Back then when Ocarina released it was one of the best looking 3D game out there, even comparing with PC games. A bit like now when we compare UC4 with PC games running at 4K.

It all began with the Gamecube IMO. Because of their unwillingness to adapt to modern gaming development. I still remember Tachikoma posting about how backward their software teams were in pretty much all aspects of modern videogame development. 

And we know better understand why: Because modern videogame development of AAA games is VERY expensive. Even if some of the heads are genuine creative guys Nintendo as a greedy corporation want easy money like what they did with the Wii (which was an overclocked Gamecube). But it won't work again.

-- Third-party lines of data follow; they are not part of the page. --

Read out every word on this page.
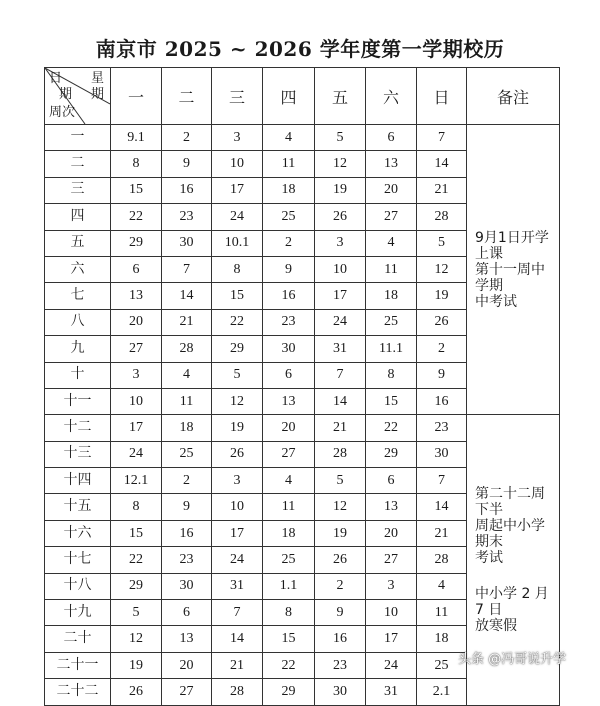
南京市 2025 ~ 2026 学年度第一学期校历
日 星
期 期
周次	一	二	三	四	五	六	日	备注
一	9.1	2	3	4	5	6	7	9月1日开学上课

第十一周中学期

中考试

二	8	9	10	11	12	13	14	
三	15	16	17	18	19	20	21	
四	22	23	24	25	26	27	28	
五	29	30	10.1	2	3	4	5	
六	6	7	8	9	10	11	12	
七	13	14	15	16	17	18	19	
八	20	21	22	23	24	25	26	
九	27	28	29	30	31	11.1	2	
十	3	4	5	6	7	8	9	
十一	10	11	12	13	14	15	16	
十二	17	18	19	20	21	22	23	第二十二周下半

周起中小学期末

考试

中小学 2 月 7 日

放寒假

十三	24	25	26	27	28	29	30	
十四	12.1	2	3	4	5	6	7	
十五	8	9	10	11	12	13	14	
十六	15	16	17	18	19	20	21	
十七	22	23	24	25	26	27	28	
十八	29	30	31	1.1	2	3	4	
十九	5	6	7	8	9	10	11	
二十	12	13	14	15	16	17	18	
二十一	19	20	21	22	23	24	25	
二十二	26	27	28	29	30	31	2.1	
头条 @冯哥说升学
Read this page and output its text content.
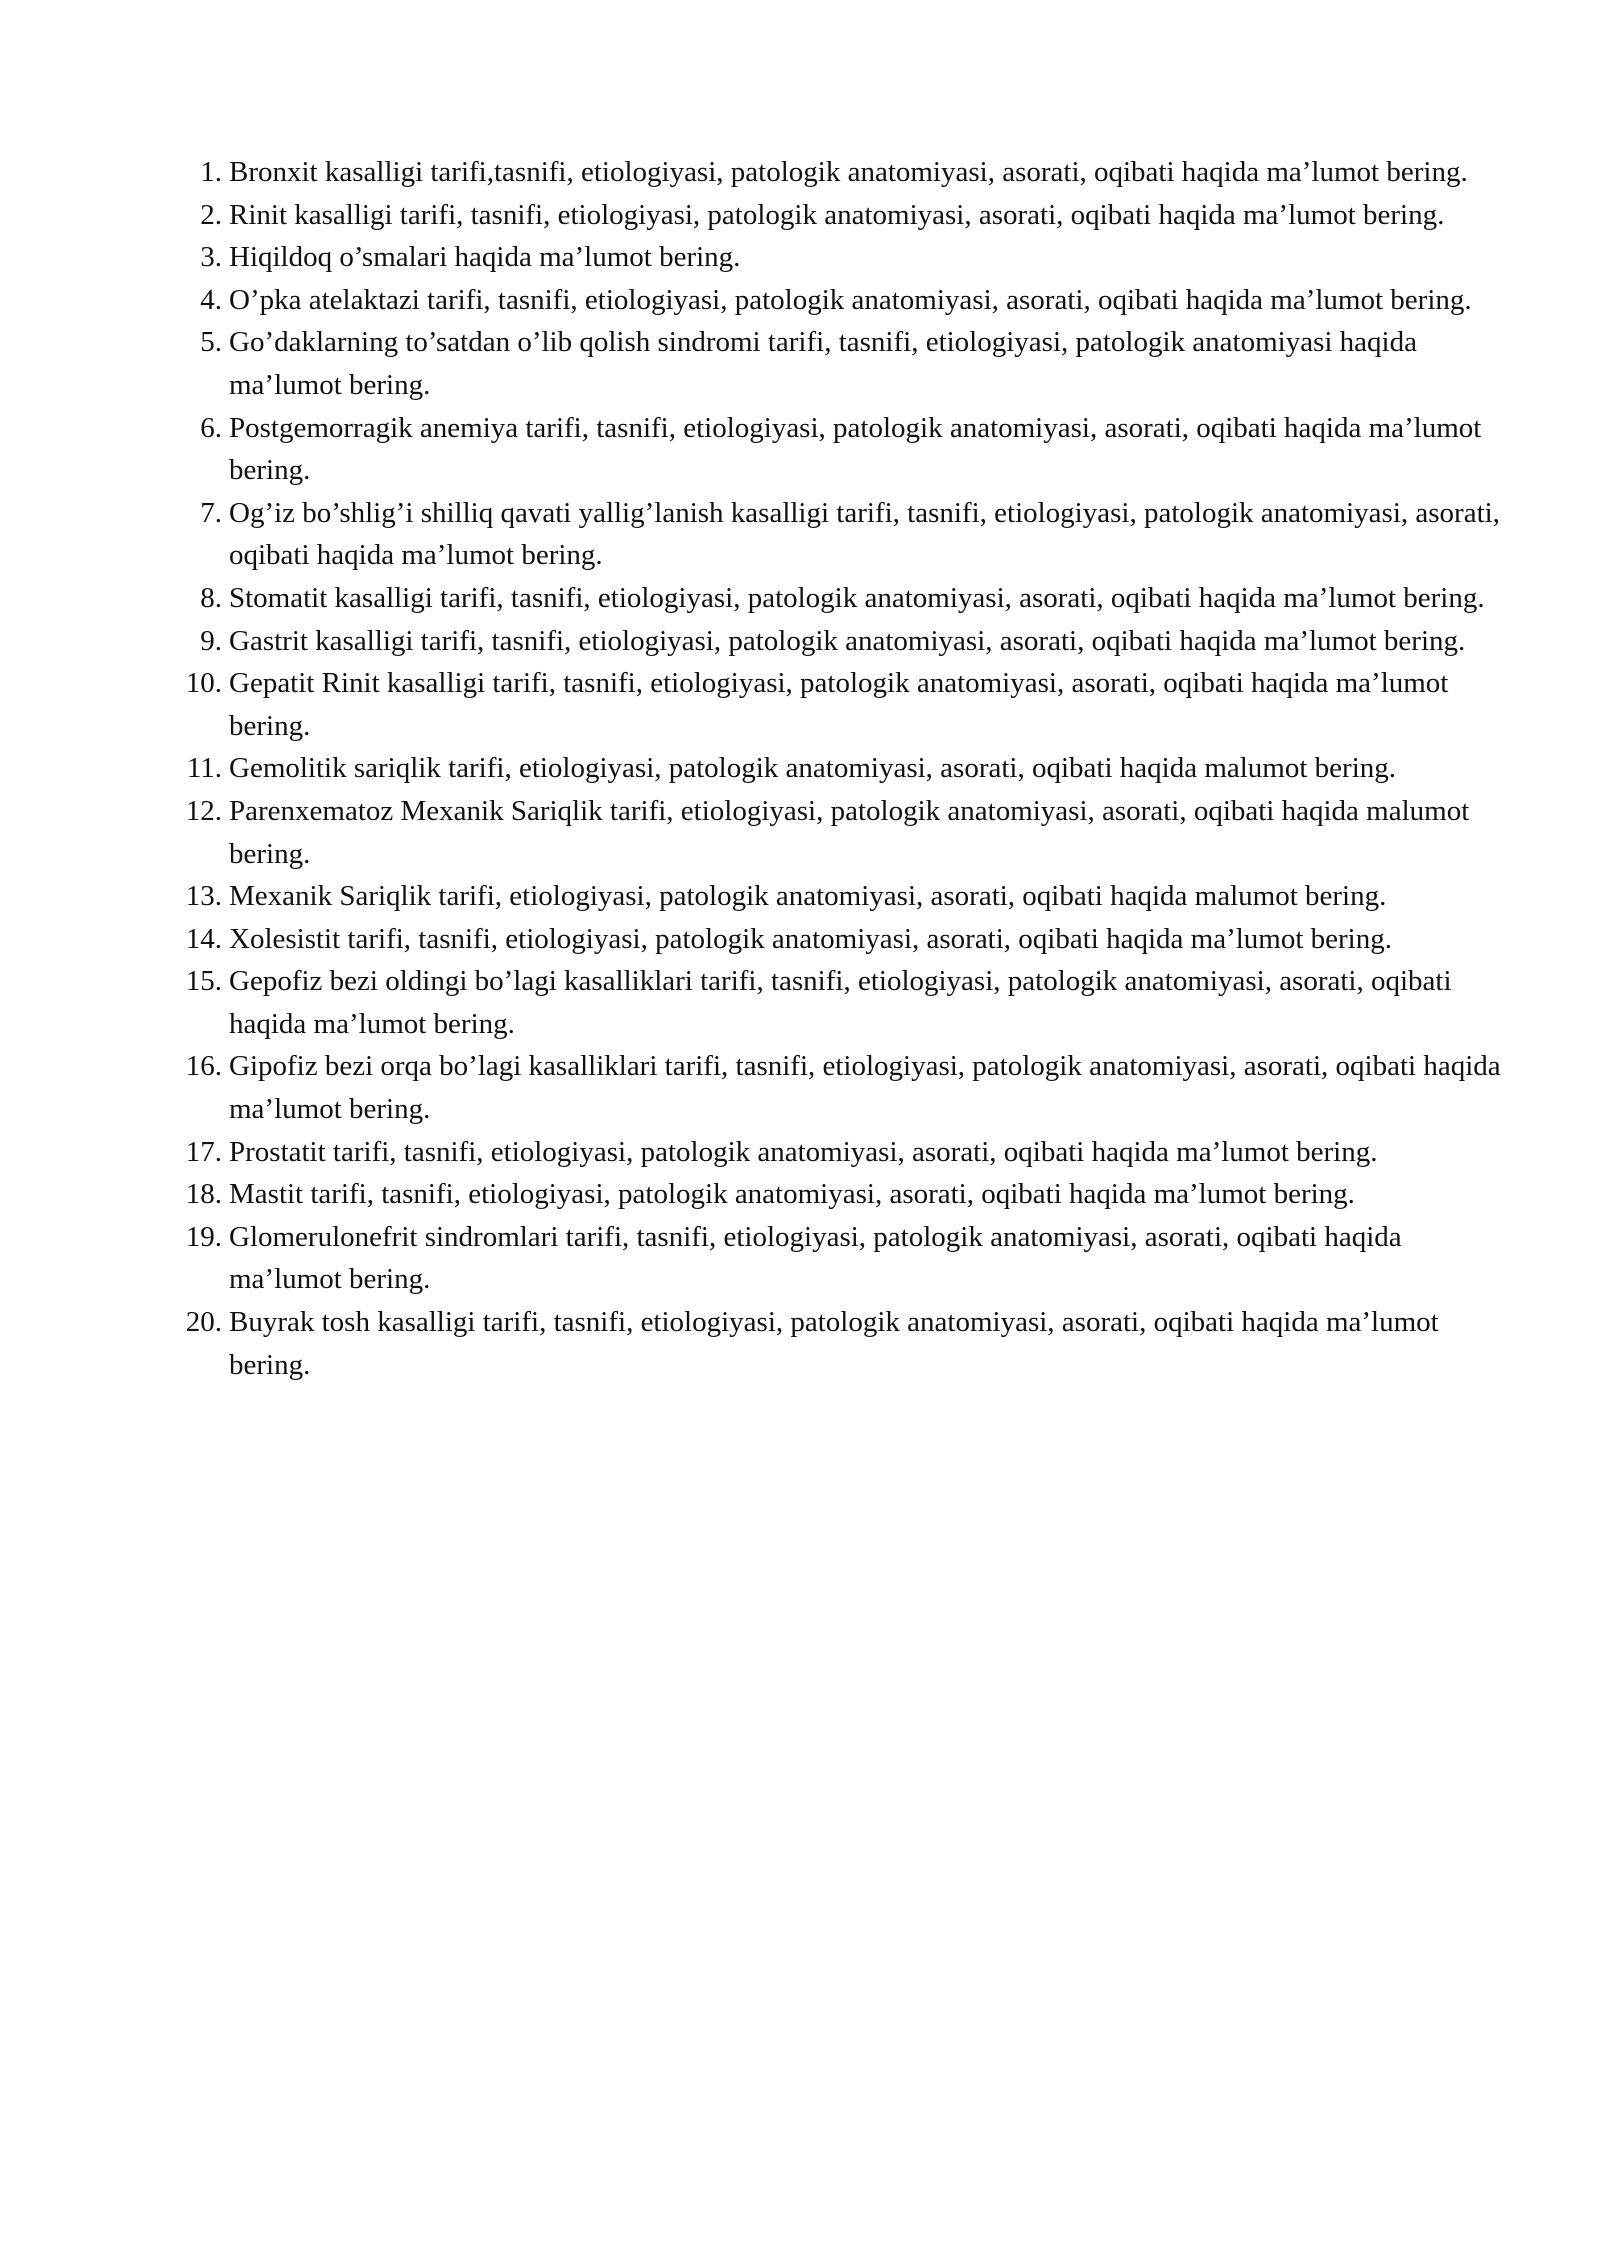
1. Bronxit kasalligi tarifi,tasnifi, etiologiyasi, patologik anatomiyasi, asorati, oqibati haqida ma’lumot bering.
2. Rinit kasalligi tarifi, tasnifi, etiologiyasi, patologik anatomiyasi, asorati, oqibati haqida ma’lumot bering.
3. Hiqildoq o’smalari haqida ma’lumot bering.
4. O’pka atelaktazi tarifi, tasnifi, etiologiyasi, patologik anatomiyasi, asorati, oqibati haqida ma’lumot bering.
5. Go’daklarning to’satdan o’lib qolish sindromi tarifi, tasnifi, etiologiyasi, patologik anatomiyasi haqida ma’lumot bering.
6. Postgemorragik anemiya tarifi, tasnifi, etiologiyasi, patologik anatomiyasi, asorati, oqibati haqida ma’lumot bering.
7. Og’iz bo’shlig’i shilliq qavati yallig’lanish kasalligi tarifi, tasnifi, etiologiyasi, patologik anatomiyasi, asorati, oqibati haqida ma’lumot bering.
8. Stomatit kasalligi tarifi, tasnifi, etiologiyasi, patologik anatomiyasi, asorati, oqibati haqida ma’lumot bering.
9. Gastrit kasalligi tarifi, tasnifi, etiologiyasi, patologik anatomiyasi, asorati, oqibati haqida ma’lumot bering.
10. Gepatit Rinit kasalligi tarifi, tasnifi, etiologiyasi, patologik anatomiyasi, asorati, oqibati haqida ma’lumot bering.
11. Gemolitik sariqlik tarifi, etiologiyasi, patologik anatomiyasi, asorati, oqibati haqida malumot bering.
12. Parenxematoz Mexanik Sariqlik tarifi, etiologiyasi, patologik anatomiyasi, asorati, oqibati haqida malumot bering.
13. Mexanik Sariqlik tarifi, etiologiyasi, patologik anatomiyasi, asorati, oqibati haqida malumot bering.
14. Xolesistit tarifi, tasnifi, etiologiyasi, patologik anatomiyasi, asorati, oqibati haqida ma’lumot bering.
15. Gepofiz bezi oldingi bo’lagi kasalliklari tarifi, tasnifi, etiologiyasi, patologik anatomiyasi, asorati, oqibati haqida ma’lumot bering.
16. Gipofiz bezi orqa bo’lagi kasalliklari tarifi, tasnifi, etiologiyasi, patologik anatomiyasi, asorati, oqibati haqida ma’lumot bering.
17. Prostatit tarifi, tasnifi, etiologiyasi, patologik anatomiyasi, asorati, oqibati haqida ma’lumot bering.
18. Mastit tarifi, tasnifi, etiologiyasi, patologik anatomiyasi, asorati, oqibati haqida ma’lumot bering.
19. Glomerulonefrit sindromlari tarifi, tasnifi, etiologiyasi, patologik anatomiyasi, asorati, oqibati haqida ma’lumot bering.
20. Buyrak tosh kasalligi tarifi, tasnifi, etiologiyasi, patologik anatomiyasi, asorati, oqibati haqida ma’lumot bering.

Yes, exactly. Mario 64 and Ocarina were great, impressive games. Why I chose to date the change to the N64/GC area is because at this time they were already experimenting better revenues from some GB games. I'm not doing a critic of GB/GBA games, but it was already this idea that you could make much more money with games limited in term of cost, scope, art, innovation, and hardware.

But in the Wii period, they had this phenomenal success, so much money and time to go back, and they should have invested massively in teams, hired talents, got 3D engine ready, experimented with open worlds and HD... here you can really see how greedy they became. Now, losing money on fading market shares, it would be very hard to become great again, and I don't think they even want to try.